Containers

Graceful shutdowns with ECS

Introduction

Amazon Elastic Container Service (Amazon ECS) gives customers the flexibility to scale their containerized deployments in a variety of different ways. Tasks can be scaled-out to react to an influx of requests or they can be scaled-in to reduce cost. ECS also supports different deployment options, including rolling deployments, blue/green deployments, and canary-style deployments. Additionally, ECS provides customers with flexible compute options, including on-demand and spot capacity via Amazon EC2 and managed serverless compute via AWS Fargate.

When you take advantage of the dynamic compute options Amazon ECS offers, tasks may experience periodic terminations. For example, deployments result in the termination of a previous version of an application. Scale-in events can result in the termination of one or more task replicas. Instance retirements and replacements—for example, to replace failing hardware or upgrade to a newer version of the operating system—may also result in task termination. Interruptions of Spot instances, an increasingly popular option for AWS customers, similarly result in task termination.

It is important to handle these terminations gracefully, otherwise termination can result in user-facing errors or other problems. For example, a container could exit before a load balancer stops sending it requests, leading to HTTP 5xx errors in response.
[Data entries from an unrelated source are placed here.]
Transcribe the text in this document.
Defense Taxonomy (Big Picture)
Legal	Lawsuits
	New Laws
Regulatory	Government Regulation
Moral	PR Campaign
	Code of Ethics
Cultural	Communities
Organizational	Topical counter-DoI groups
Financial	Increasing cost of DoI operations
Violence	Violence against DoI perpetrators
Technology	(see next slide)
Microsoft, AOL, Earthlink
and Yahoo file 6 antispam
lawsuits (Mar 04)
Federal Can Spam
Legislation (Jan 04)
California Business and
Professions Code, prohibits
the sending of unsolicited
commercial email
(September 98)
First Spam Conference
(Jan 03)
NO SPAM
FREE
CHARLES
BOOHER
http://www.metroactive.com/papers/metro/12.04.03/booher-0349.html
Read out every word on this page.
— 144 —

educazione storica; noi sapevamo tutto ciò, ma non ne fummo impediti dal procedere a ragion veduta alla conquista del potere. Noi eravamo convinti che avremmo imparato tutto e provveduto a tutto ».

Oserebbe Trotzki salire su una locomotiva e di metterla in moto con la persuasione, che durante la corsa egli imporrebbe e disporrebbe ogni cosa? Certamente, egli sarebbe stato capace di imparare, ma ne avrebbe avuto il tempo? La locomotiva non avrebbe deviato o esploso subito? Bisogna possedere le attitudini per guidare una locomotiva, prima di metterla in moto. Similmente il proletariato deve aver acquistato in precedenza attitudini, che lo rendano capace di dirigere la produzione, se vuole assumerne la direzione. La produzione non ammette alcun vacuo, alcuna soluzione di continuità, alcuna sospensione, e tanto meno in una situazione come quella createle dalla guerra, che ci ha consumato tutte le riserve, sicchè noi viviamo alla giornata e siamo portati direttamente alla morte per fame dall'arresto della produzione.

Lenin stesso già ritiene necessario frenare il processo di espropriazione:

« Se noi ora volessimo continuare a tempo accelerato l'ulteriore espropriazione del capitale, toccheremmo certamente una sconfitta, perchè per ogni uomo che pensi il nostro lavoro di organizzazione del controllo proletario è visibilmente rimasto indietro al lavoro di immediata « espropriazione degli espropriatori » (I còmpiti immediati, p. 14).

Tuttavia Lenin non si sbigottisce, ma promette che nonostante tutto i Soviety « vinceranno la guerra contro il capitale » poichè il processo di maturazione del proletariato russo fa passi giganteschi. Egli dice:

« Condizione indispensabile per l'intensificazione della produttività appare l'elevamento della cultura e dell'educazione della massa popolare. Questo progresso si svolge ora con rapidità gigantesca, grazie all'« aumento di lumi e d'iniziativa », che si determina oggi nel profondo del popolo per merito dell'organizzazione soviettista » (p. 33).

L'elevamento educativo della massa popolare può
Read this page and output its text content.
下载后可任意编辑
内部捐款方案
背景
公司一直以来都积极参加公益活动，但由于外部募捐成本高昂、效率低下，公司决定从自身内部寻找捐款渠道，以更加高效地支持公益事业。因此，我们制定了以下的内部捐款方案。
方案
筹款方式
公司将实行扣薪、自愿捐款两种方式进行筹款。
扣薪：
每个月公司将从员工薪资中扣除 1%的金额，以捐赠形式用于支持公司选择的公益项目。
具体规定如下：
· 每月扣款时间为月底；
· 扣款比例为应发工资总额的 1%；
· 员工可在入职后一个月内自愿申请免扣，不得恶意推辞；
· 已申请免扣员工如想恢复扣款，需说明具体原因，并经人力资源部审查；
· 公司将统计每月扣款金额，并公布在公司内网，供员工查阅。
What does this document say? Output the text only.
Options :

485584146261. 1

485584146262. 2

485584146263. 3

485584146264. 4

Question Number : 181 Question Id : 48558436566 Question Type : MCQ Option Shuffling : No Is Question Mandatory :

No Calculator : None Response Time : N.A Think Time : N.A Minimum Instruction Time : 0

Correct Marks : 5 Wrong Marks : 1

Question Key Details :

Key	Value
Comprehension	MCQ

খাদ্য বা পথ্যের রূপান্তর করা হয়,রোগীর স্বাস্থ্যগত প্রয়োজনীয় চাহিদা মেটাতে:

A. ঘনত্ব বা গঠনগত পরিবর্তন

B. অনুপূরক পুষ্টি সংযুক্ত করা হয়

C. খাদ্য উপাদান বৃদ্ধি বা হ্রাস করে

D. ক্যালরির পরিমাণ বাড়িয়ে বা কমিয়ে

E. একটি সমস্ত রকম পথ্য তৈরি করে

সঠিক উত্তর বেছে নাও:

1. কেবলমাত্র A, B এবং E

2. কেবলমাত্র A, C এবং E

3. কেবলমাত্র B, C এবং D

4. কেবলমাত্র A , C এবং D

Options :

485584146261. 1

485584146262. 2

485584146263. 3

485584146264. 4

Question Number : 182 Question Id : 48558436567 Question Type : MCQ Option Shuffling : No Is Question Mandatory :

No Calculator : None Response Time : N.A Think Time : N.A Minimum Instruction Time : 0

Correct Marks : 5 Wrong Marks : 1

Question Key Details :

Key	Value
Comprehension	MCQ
Similarly, a job processor connected to a work queue could be terminated before it finishes processing a long task, leading to excessive delays in reprocessing. In the worst case, the task might not get retried at all, leading to lost work or a business process failure.

This article provides best practices for handling termination for engineers and service teams who build and operate applications on ECS. We discuss in depth how ECS terminates tasks, and provide information on how to safely shut down applications while minimizing errors.

The container lifecycle

When the ECS agent starts a task, it is responsible for establishing the working environment for all containers in the task. For example, when tasks are configured to use awsvpc networking mode, the agent will provision a pause container and share its network namespace with the other containers in the task. Once finished, the agent calls the container runtime’s APIs to start the containers defined in the ECS task definition.

When a task is stopped, a SIGTERM signal is sent to each container’s entry process, usually PID 1. After a timeout has lapsed, the process will be sent a SIGKILL signal. By default, there is a 30 second delay between the delivery of SIGTERM and SIGKILL signals. This value can be adjusted by updating the ECS task parameter stopTimeout, or with EC2 Container Instances by setting the ECS agent environment variable ECS_CONTAINER_STOP_TIMEOUT. Processes that don’t exit before the timeout expires will be terminated abruptly upon receipt of the SIGKILL signal.

One PID to rule them all

Processes can spawn child processes, and in so doing, become the parent of those children. When a process is stopped by a stop signal like SIGTERM, the parent process is responsible for gracefully shutting down its children and then itself. If the parent is not designed to do that, child processes could be terminated abruptly, causing 5xx or lost work. Within a container, the process that’s specified in the Dockerfile’s ENTRYPOINT and CMD directives, also known as the entry process, will be the parent of all other processes in your container.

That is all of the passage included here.